There are 15 women on the planet that the world has declared as perfect.
And they aren’t perfect because of their academic achievements or scientific discoveries, their artistic offerings or altruistic endeavors. They’re perfect because they all have a body fat below 18%, waists measuring 24-inches and the distance between the top of their skulls and the sole of their feet is about 6-foot in length.
They train like angels, eat like angels and act like angels. When all of that is said and done they are officially “promoted to angel status” and “earn their wings”.
They are the Victoria’s Secret Angels. Some fast for days in advance of the annual Victoria Secret’s New York fashion show, others live off protein for months on end in the long run-up the event and many train twice a day in order to carve their torsos into social acceptance. Oh to be an angel.
When I was growing up (I’m only 30), my hard-as-nails and equally as hardworking grandmother called me an angel — regularly. So too did a doting an aunt and so too did my parents.
But it wasn’t because I’d achieved a socially acceptable percentage of body fat. Nor was I branded an angel because I’d trained hard in the gym, and not once but twice that day.
It was usually because I’d been kind, or gotten all my spellings right, or gave a kiss or a cuddle without being prompted to.
Nowadays, you’ve “been good” if you forwent carbohydrates for the day, but before you were good because you didn’t steal, tell a lie, or break a window with the hockey ball.
So when my social media timelines and the various news sites I check daily started filling up with postings about the “Angels” this week, something inside me began to twist. But it was a Facebook post that really did it.
It was written by a guy I used to know who now works in media in New York. He had posted a photo of his press pass to the Victoria’s Secret Fashion Show 2015, on Tuesday. To paraphrase: he likened his excitement to that of a child’s of Christmas Eve waiting for Santa. This man is well into his 30s.
So far his post has garnered 173 likes and 39 comments. The comments were from just as many women, if not more, than men. People commented about how envious they were — one commentator (male) said attending the show was on his bucket list.
I don’t know about you but I am a woman, who likes to wear make-up and spend some occasional dosh on trendy clothes, but there are things like visiting the Galapagos Islands, walking the Great Wall of China and seeing the Northern Lights on my personal bucket list.
I’ve no interest in watching women walk for a few metres in their bra and knickers. And what’s more, I’ve no interest in celebrating any human being, male or female, for the size of their waist, the curve of their arm or the definition of their abdomen. Show me a good deed or hard-fought-for achievement any day.
I’ve nothing against fashion shows or fashion brands or fancy lingerie per se but I do have something against lauding women for their appearance alone.
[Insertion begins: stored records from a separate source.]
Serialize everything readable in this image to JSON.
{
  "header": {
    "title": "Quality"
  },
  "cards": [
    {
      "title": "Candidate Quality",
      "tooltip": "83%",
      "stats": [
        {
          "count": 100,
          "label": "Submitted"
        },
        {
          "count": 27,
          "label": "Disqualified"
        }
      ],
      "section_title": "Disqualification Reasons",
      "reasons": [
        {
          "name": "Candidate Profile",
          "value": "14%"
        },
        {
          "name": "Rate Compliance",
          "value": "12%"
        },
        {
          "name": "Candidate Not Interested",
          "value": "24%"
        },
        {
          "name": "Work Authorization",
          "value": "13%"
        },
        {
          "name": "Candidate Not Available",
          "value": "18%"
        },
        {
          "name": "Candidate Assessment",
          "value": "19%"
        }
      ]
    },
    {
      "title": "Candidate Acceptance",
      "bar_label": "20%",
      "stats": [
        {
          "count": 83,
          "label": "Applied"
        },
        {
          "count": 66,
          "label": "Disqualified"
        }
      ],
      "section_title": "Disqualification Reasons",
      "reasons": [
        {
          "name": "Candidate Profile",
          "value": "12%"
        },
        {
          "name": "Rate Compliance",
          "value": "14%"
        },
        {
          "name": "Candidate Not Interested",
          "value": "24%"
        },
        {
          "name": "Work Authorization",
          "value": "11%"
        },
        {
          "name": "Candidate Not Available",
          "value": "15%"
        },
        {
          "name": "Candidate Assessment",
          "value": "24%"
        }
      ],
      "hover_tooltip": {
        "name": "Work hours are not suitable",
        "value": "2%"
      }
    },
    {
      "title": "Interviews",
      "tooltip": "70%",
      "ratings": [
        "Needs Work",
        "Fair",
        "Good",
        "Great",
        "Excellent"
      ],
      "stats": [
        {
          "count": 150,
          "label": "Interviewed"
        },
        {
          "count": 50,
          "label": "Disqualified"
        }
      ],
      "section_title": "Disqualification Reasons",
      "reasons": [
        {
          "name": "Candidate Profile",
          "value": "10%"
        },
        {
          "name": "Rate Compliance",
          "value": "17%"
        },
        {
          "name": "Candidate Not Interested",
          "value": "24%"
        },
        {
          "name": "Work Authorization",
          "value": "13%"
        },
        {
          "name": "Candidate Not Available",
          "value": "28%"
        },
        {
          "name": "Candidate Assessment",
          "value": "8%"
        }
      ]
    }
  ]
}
Last week, we celebrated the people (boys) behind Web Summit and called for more female entrepreneurs (10,000) to attend the event. Today the Abbey Theatre (after forgetting to include female directors and playwrights in their 2016 programme) will host a Waking the Nation debate.
In the next general election, each political party must meet the 30% gender quota. But sure, what matter? Once you only eat protein, come in at a certain weight on the scales and have clearly defined abs — you could be an angel and nothing else matters really.
It wasn’t the colourful fashion show that got my back up, nor was it that Facebook post, it was actually the sheer hysteria and international fandom that this one event was attracting.
All of this boils down to one clear message for me: we celebrate women and laud praise upon them when they eat from certain food groups, train hard and look a certain way.
In 2015, beautiful still seems to be the most important and most powerful thing a woman can be. In 2015, we still live in a world where a woman’s biggest form of currency is her appearance. And in 2015, to back this up with figures, Victoria’s Secret will churn in about $6bn (€5.6bn) in sales, if the previous years are anything to go by.
If that doesn’t prove that women are at their most economically powerful while in their underwear, then I don’t know what does. Oh and in 2012, 9.3m people tuned in to watch a handful of women walk a few metres in their bras and knickers.
Compare than 9.3m to the number of views a TED talk on this very topic attracted. Psychologist and body image researcher at Northwestern University, Renee Engeln, gave a moving TED talk in 2013, about the epidemic of beauty sickness. It’s superb. It’s mindset-changing. But so far, the TED talk has only pulled in 157,000 hits on YouTube.
Her basic argument, and mine, is that bras and knickers and make-up and beauty are all fine, in their place.
But beauty sickness happens, as the hysteria around the Victoria’s Secrets points to, when women spend so much time not worrying about their education or careers, or family or relationships but instead on the state of their abs or their arms.
When I have children I hope to also call them angels, like my grandmother called me, but in the truest sense of the word: for being a person of exemplary conduct or virtue.